USA und Südkorea starten gemeinsames Seemanöver mitten in Nordkorea-Krise
Ein US-amerikanischer F-35 Tarnkappenjäger am Flughafen von Seoul (Symbolbild). FOTO: dpa, AY
Seoul. Die Streitkräfte der USA und Südkoreas haben ein großes Seemanöver gestartet. Im Konflikt um Nordkoreas Atomprogramm wird laut US-Außenminister Tillerson aber so lange verhandelt, "bis die erste Bombe fällt".

An dem fünftägigen Manöver werden sich etwa 40 Marineschiffe einschließlich des Flugzeugträgers USS Ronald Reagan sowie zweier US-Zerstörer beteiligen, teilte ein Sprecher des Verteidigungsministeriums in Seoul am Montag mit. Nach Angaben der 7. Flotte der US-Kriegsmarine soll die Übung "einen sichtbaren und koordinierten Einsatz der Allianz" demonstrieren. 

Die Übungen sollen sowohl im Japanischen Meer (koreanisch: Ostmeer) als auch im Gelben Meer vor der Westküste stattfinden. Beide Verbündeten halten regelmäßig gemeinsame Übungen zu Wasser, Land und in der Luft ab. Nordkorea wirft den USA vor, durch ihre Manöver mit Südkorea einen Angriff vorzubereiten, was beide Länder bestreiten. 

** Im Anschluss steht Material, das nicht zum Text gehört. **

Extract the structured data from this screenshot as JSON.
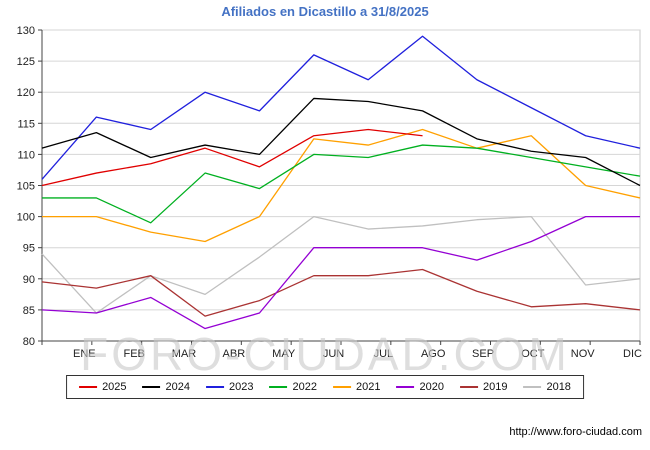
{
  "title": "Afiliados en Dicastillo a 31/8/2025",
  "watermark": "FORO-CIUDAD.COM",
  "footer_url": "http://www.foro-ciudad.com",
  "chart_data": {
    "type": "line",
    "title": "Afiliados en Dicastillo a 31/8/2025",
    "xlabel": "",
    "ylabel": "",
    "ylim": [
      80,
      130
    ],
    "ytick_step": 5,
    "grid": true,
    "legend_position": "bottom",
    "categories": [
      "ENE",
      "FEB",
      "MAR",
      "ABR",
      "MAY",
      "JUN",
      "JUL",
      "AGO",
      "SEP",
      "OCT",
      "NOV",
      "DIC"
    ],
    "series": [
      {
        "name": "2025",
        "color": "#e00000",
        "values": [
          105,
          107,
          108.5,
          111,
          108,
          113,
          114,
          113
        ]
      },
      {
        "name": "2024",
        "color": "#000000",
        "values": [
          111,
          113.5,
          109.5,
          111.5,
          110,
          119,
          118.5,
          117,
          112.5,
          110.5,
          109.5,
          105
        ]
      },
      {
        "name": "2023",
        "color": "#2020dd",
        "values": [
          106,
          116,
          114,
          120,
          117,
          126,
          122,
          129,
          122,
          117.5,
          113,
          111
        ]
      },
      {
        "name": "2022",
        "color": "#00b020",
        "values": [
          103,
          103,
          99,
          107,
          104.5,
          110,
          109.5,
          111.5,
          111,
          109.5,
          108,
          106.5
        ]
      },
      {
        "name": "2021",
        "color": "#ffa000",
        "values": [
          100,
          100,
          97.5,
          96,
          100,
          112.5,
          111.5,
          114,
          111,
          113,
          105,
          103
        ]
      },
      {
        "name": "2020",
        "color": "#9400d3",
        "values": [
          85,
          84.5,
          87,
          82,
          84.5,
          95,
          95,
          95,
          93,
          96,
          100,
          100
        ]
      },
      {
        "name": "2019",
        "color": "#aa3333",
        "values": [
          89.5,
          88.5,
          90.5,
          84,
          86.5,
          90.5,
          90.5,
          91.5,
          88,
          85.5,
          86,
          85
        ]
      },
      {
        "name": "2018",
        "color": "#c0c0c0",
        "values": [
          94,
          84.5,
          90.5,
          87.5,
          93.5,
          100,
          98,
          98.5,
          99.5,
          100,
          89,
          90
        ]
      }
    ]
  }
}
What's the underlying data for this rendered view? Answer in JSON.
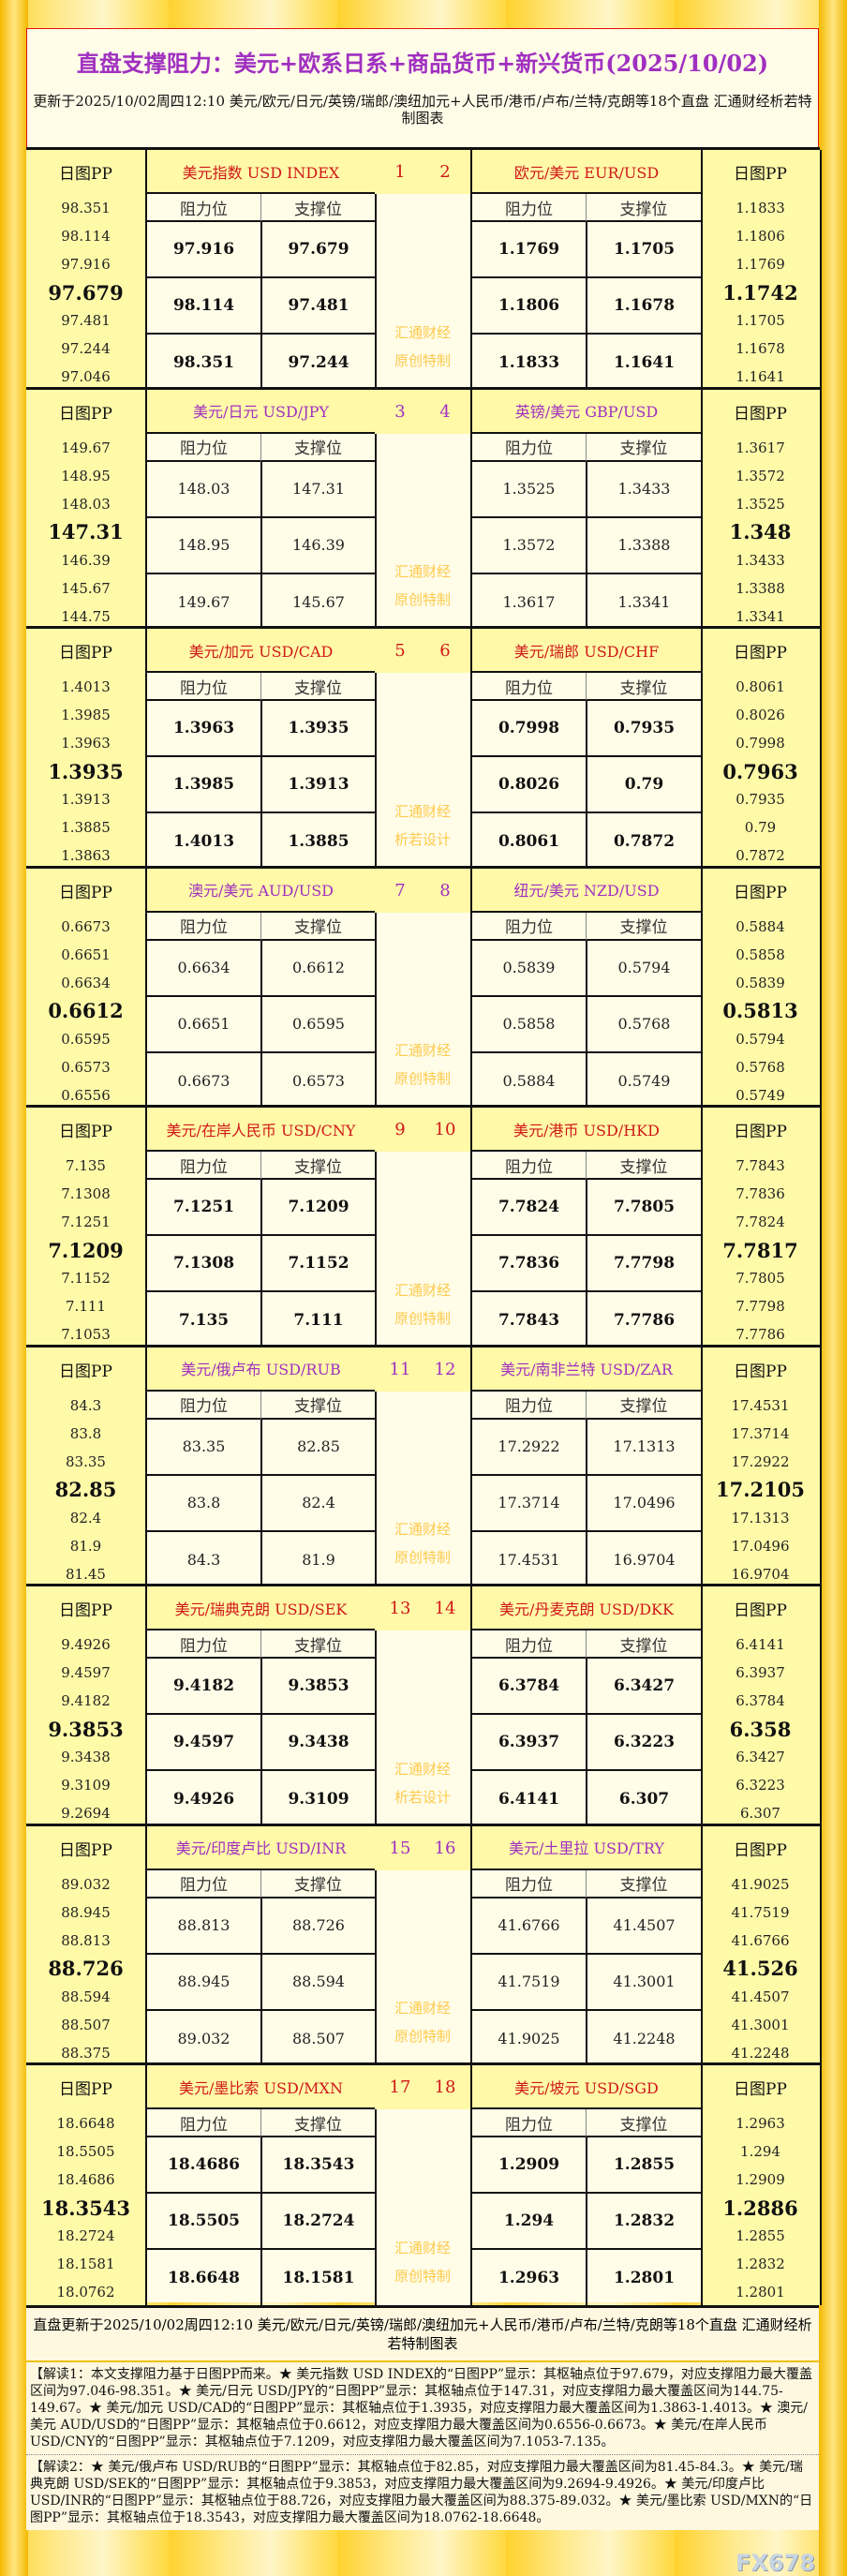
{
  "title": "直盘支撑阻力：美元+欧系日系+商品货币+新兴货币(2025/10/02)",
  "subtitle": "更新于2025/10/02周四12:10 美元/欧元/日元/英镑/瑞郎/澳纽加元+人民币/港币/卢布/兰特/克朗等18个直盘 汇通财经析若特制图表",
  "labels": {
    "pp": "日图PP",
    "resistance": "阻力位",
    "support": "支撑位"
  },
  "colors": {
    "red": "#d01818",
    "purple": "#a030c0",
    "watermark": "#ffc94d"
  },
  "blocks": [
    {
      "nums": [
        "1",
        "2"
      ],
      "color": "red",
      "bold": true,
      "watermark": [
        "汇通财经",
        "原创特制"
      ],
      "left": {
        "name": "美元指数 USD INDEX",
        "pp": [
          "98.351",
          "98.114",
          "97.916",
          "97.679",
          "97.481",
          "97.244",
          "97.046"
        ],
        "res": [
          "97.916",
          "98.114",
          "98.351"
        ],
        "sup": [
          "97.679",
          "97.481",
          "97.244"
        ]
      },
      "right": {
        "name": "欧元/美元 EUR/USD",
        "pp": [
          "1.1833",
          "1.1806",
          "1.1769",
          "1.1742",
          "1.1705",
          "1.1678",
          "1.1641"
        ],
        "res": [
          "1.1769",
          "1.1806",
          "1.1833"
        ],
        "sup": [
          "1.1705",
          "1.1678",
          "1.1641"
        ]
      }
    },
    {
      "nums": [
        "3",
        "4"
      ],
      "color": "purple",
      "bold": false,
      "watermark": [
        "汇通财经",
        "原创特制"
      ],
      "left": {
        "name": "美元/日元 USD/JPY",
        "pp": [
          "149.67",
          "148.95",
          "148.03",
          "147.31",
          "146.39",
          "145.67",
          "144.75"
        ],
        "res": [
          "148.03",
          "148.95",
          "149.67"
        ],
        "sup": [
          "147.31",
          "146.39",
          "145.67"
        ]
      },
      "right": {
        "name": "英镑/美元 GBP/USD",
        "pp": [
          "1.3617",
          "1.3572",
          "1.3525",
          "1.348",
          "1.3433",
          "1.3388",
          "1.3341"
        ],
        "res": [
          "1.3525",
          "1.3572",
          "1.3617"
        ],
        "sup": [
          "1.3433",
          "1.3388",
          "1.3341"
        ]
      }
    },
    {
      "nums": [
        "5",
        "6"
      ],
      "color": "red",
      "bold": true,
      "watermark": [
        "汇通财经",
        "析若设计"
      ],
      "left": {
        "name": "美元/加元 USD/CAD",
        "pp": [
          "1.4013",
          "1.3985",
          "1.3963",
          "1.3935",
          "1.3913",
          "1.3885",
          "1.3863"
        ],
        "res": [
          "1.3963",
          "1.3985",
          "1.4013"
        ],
        "sup": [
          "1.3935",
          "1.3913",
          "1.3885"
        ]
      },
      "right": {
        "name": "美元/瑞郎 USD/CHF",
        "pp": [
          "0.8061",
          "0.8026",
          "0.7998",
          "0.7963",
          "0.7935",
          "0.79",
          "0.7872"
        ],
        "res": [
          "0.7998",
          "0.8026",
          "0.8061"
        ],
        "sup": [
          "0.7935",
          "0.79",
          "0.7872"
        ]
      }
    },
    {
      "nums": [
        "7",
        "8"
      ],
      "color": "purple",
      "bold": false,
      "watermark": [
        "汇通财经",
        "原创特制"
      ],
      "left": {
        "name": "澳元/美元 AUD/USD",
        "pp": [
          "0.6673",
          "0.6651",
          "0.6634",
          "0.6612",
          "0.6595",
          "0.6573",
          "0.6556"
        ],
        "res": [
          "0.6634",
          "0.6651",
          "0.6673"
        ],
        "sup": [
          "0.6612",
          "0.6595",
          "0.6573"
        ]
      },
      "right": {
        "name": "纽元/美元 NZD/USD",
        "pp": [
          "0.5884",
          "0.5858",
          "0.5839",
          "0.5813",
          "0.5794",
          "0.5768",
          "0.5749"
        ],
        "res": [
          "0.5839",
          "0.5858",
          "0.5884"
        ],
        "sup": [
          "0.5794",
          "0.5768",
          "0.5749"
        ]
      }
    },
    {
      "nums": [
        "9",
        "10"
      ],
      "color": "red",
      "bold": true,
      "watermark": [
        "汇通财经",
        "原创特制"
      ],
      "left": {
        "name": "美元/在岸人民币 USD/CNY",
        "pp": [
          "7.135",
          "7.1308",
          "7.1251",
          "7.1209",
          "7.1152",
          "7.111",
          "7.1053"
        ],
        "res": [
          "7.1251",
          "7.1308",
          "7.135"
        ],
        "sup": [
          "7.1209",
          "7.1152",
          "7.111"
        ]
      },
      "right": {
        "name": "美元/港币 USD/HKD",
        "pp": [
          "7.7843",
          "7.7836",
          "7.7824",
          "7.7817",
          "7.7805",
          "7.7798",
          "7.7786"
        ],
        "res": [
          "7.7824",
          "7.7836",
          "7.7843"
        ],
        "sup": [
          "7.7805",
          "7.7798",
          "7.7786"
        ]
      }
    },
    {
      "nums": [
        "11",
        "12"
      ],
      "color": "purple",
      "bold": false,
      "watermark": [
        "汇通财经",
        "原创特制"
      ],
      "left": {
        "name": "美元/俄卢布 USD/RUB",
        "pp": [
          "84.3",
          "83.8",
          "83.35",
          "82.85",
          "82.4",
          "81.9",
          "81.45"
        ],
        "res": [
          "83.35",
          "83.8",
          "84.3"
        ],
        "sup": [
          "82.85",
          "82.4",
          "81.9"
        ]
      },
      "right": {
        "name": "美元/南非兰特 USD/ZAR",
        "pp": [
          "17.4531",
          "17.3714",
          "17.2922",
          "17.2105",
          "17.1313",
          "17.0496",
          "16.9704"
        ],
        "res": [
          "17.2922",
          "17.3714",
          "17.4531"
        ],
        "sup": [
          "17.1313",
          "17.0496",
          "16.9704"
        ]
      }
    },
    {
      "nums": [
        "13",
        "14"
      ],
      "color": "red",
      "bold": true,
      "watermark": [
        "汇通财经",
        "析若设计"
      ],
      "left": {
        "name": "美元/瑞典克朗 USD/SEK",
        "pp": [
          "9.4926",
          "9.4597",
          "9.4182",
          "9.3853",
          "9.3438",
          "9.3109",
          "9.2694"
        ],
        "res": [
          "9.4182",
          "9.4597",
          "9.4926"
        ],
        "sup": [
          "9.3853",
          "9.3438",
          "9.3109"
        ]
      },
      "right": {
        "name": "美元/丹麦克朗 USD/DKK",
        "pp": [
          "6.4141",
          "6.3937",
          "6.3784",
          "6.358",
          "6.3427",
          "6.3223",
          "6.307"
        ],
        "res": [
          "6.3784",
          "6.3937",
          "6.4141"
        ],
        "sup": [
          "6.3427",
          "6.3223",
          "6.307"
        ]
      }
    },
    {
      "nums": [
        "15",
        "16"
      ],
      "color": "purple",
      "bold": false,
      "watermark": [
        "汇通财经",
        "原创特制"
      ],
      "left": {
        "name": "美元/印度卢比 USD/INR",
        "pp": [
          "89.032",
          "88.945",
          "88.813",
          "88.726",
          "88.594",
          "88.507",
          "88.375"
        ],
        "res": [
          "88.813",
          "88.945",
          "89.032"
        ],
        "sup": [
          "88.726",
          "88.594",
          "88.507"
        ]
      },
      "right": {
        "name": "美元/土里拉 USD/TRY",
        "pp": [
          "41.9025",
          "41.7519",
          "41.6766",
          "41.526",
          "41.4507",
          "41.3001",
          "41.2248"
        ],
        "res": [
          "41.6766",
          "41.7519",
          "41.9025"
        ],
        "sup": [
          "41.4507",
          "41.3001",
          "41.2248"
        ]
      }
    },
    {
      "nums": [
        "17",
        "18"
      ],
      "color": "red",
      "bold": true,
      "watermark": [
        "汇通财经",
        "原创特制"
      ],
      "left": {
        "name": "美元/墨比索 USD/MXN",
        "pp": [
          "18.6648",
          "18.5505",
          "18.4686",
          "18.3543",
          "18.2724",
          "18.1581",
          "18.0762"
        ],
        "res": [
          "18.4686",
          "18.5505",
          "18.6648"
        ],
        "sup": [
          "18.3543",
          "18.2724",
          "18.1581"
        ]
      },
      "right": {
        "name": "美元/坡元 USD/SGD",
        "pp": [
          "1.2963",
          "1.294",
          "1.2909",
          "1.2886",
          "1.2855",
          "1.2832",
          "1.2801"
        ],
        "res": [
          "1.2909",
          "1.294",
          "1.2963"
        ],
        "sup": [
          "1.2855",
          "1.2832",
          "1.2801"
        ]
      }
    }
  ],
  "footer": {
    "update": "直盘更新于2025/10/02周四12:10 美元/欧元/日元/英镑/瑞郎/澳纽加元+人民币/港币/卢布/兰特/克朗等18个直盘 汇通财经析若特制图表",
    "note1": "【解读1：本文支撑阻力基于日图PP而来。★ 美元指数 USD INDEX的“日图PP”显示：其枢轴点位于97.679，对应支撑阻力最大覆盖区间为97.046-98.351。★ 美元/日元 USD/JPY的“日图PP”显示：其枢轴点位于147.31，对应支撑阻力最大覆盖区间为144.75-149.67。★ 美元/加元 USD/CAD的“日图PP”显示：其枢轴点位于1.3935，对应支撑阻力最大覆盖区间为1.3863-1.4013。★ 澳元/美元 AUD/USD的“日图PP”显示：其枢轴点位于0.6612，对应支撑阻力最大覆盖区间为0.6556-0.6673。★ 美元/在岸人民币 USD/CNY的“日图PP”显示：其枢轴点位于7.1209，对应支撑阻力最大覆盖区间为7.1053-7.135。",
    "note2": "【解读2：★ 美元/俄卢布 USD/RUB的“日图PP”显示：其枢轴点位于82.85，对应支撑阻力最大覆盖区间为81.45-84.3。★ 美元/瑞典克朗 USD/SEK的“日图PP”显示：其枢轴点位于9.3853，对应支撑阻力最大覆盖区间为9.2694-9.4926。★ 美元/印度卢比 USD/INR的“日图PP”显示：其枢轴点位于88.726，对应支撑阻力最大覆盖区间为88.375-89.032。★ 美元/墨比索 USD/MXN的“日图PP”显示：其枢轴点位于18.3543，对应支撑阻力最大覆盖区间为18.0762-18.6648。",
    "logo": "FX678"
  }
}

In den vergangenen Monaten hatten sich die Spannungen in der Region deutlich verschärft. Am Sonntag betonte Außenminister Rex Tillerson jedoch, dass Präsident Donald Trump eine diplomatische Lösung im Konflikt um Nordkoreas Atom- und Raketenprogramm wolle. "Diese diplomatischen Bemühungen werden weitergehen, bis die erste Bombe fällt", sagte Tillerson dem Sender CNN. Trump hatte mehrfach mit Alleingängen gegen die kommunistische Führung in Pjöngjang gedroht.

Der UN-Sicherheitsrat hatte nach dem sechsten Atomtest Nordkoreas vom 3. September die Sanktionen gegen das Land ausgeweitet. Mit dem Test hatte das diplomatisch isolierte Nordkorea gegen UN-Resolutionen verstoßen.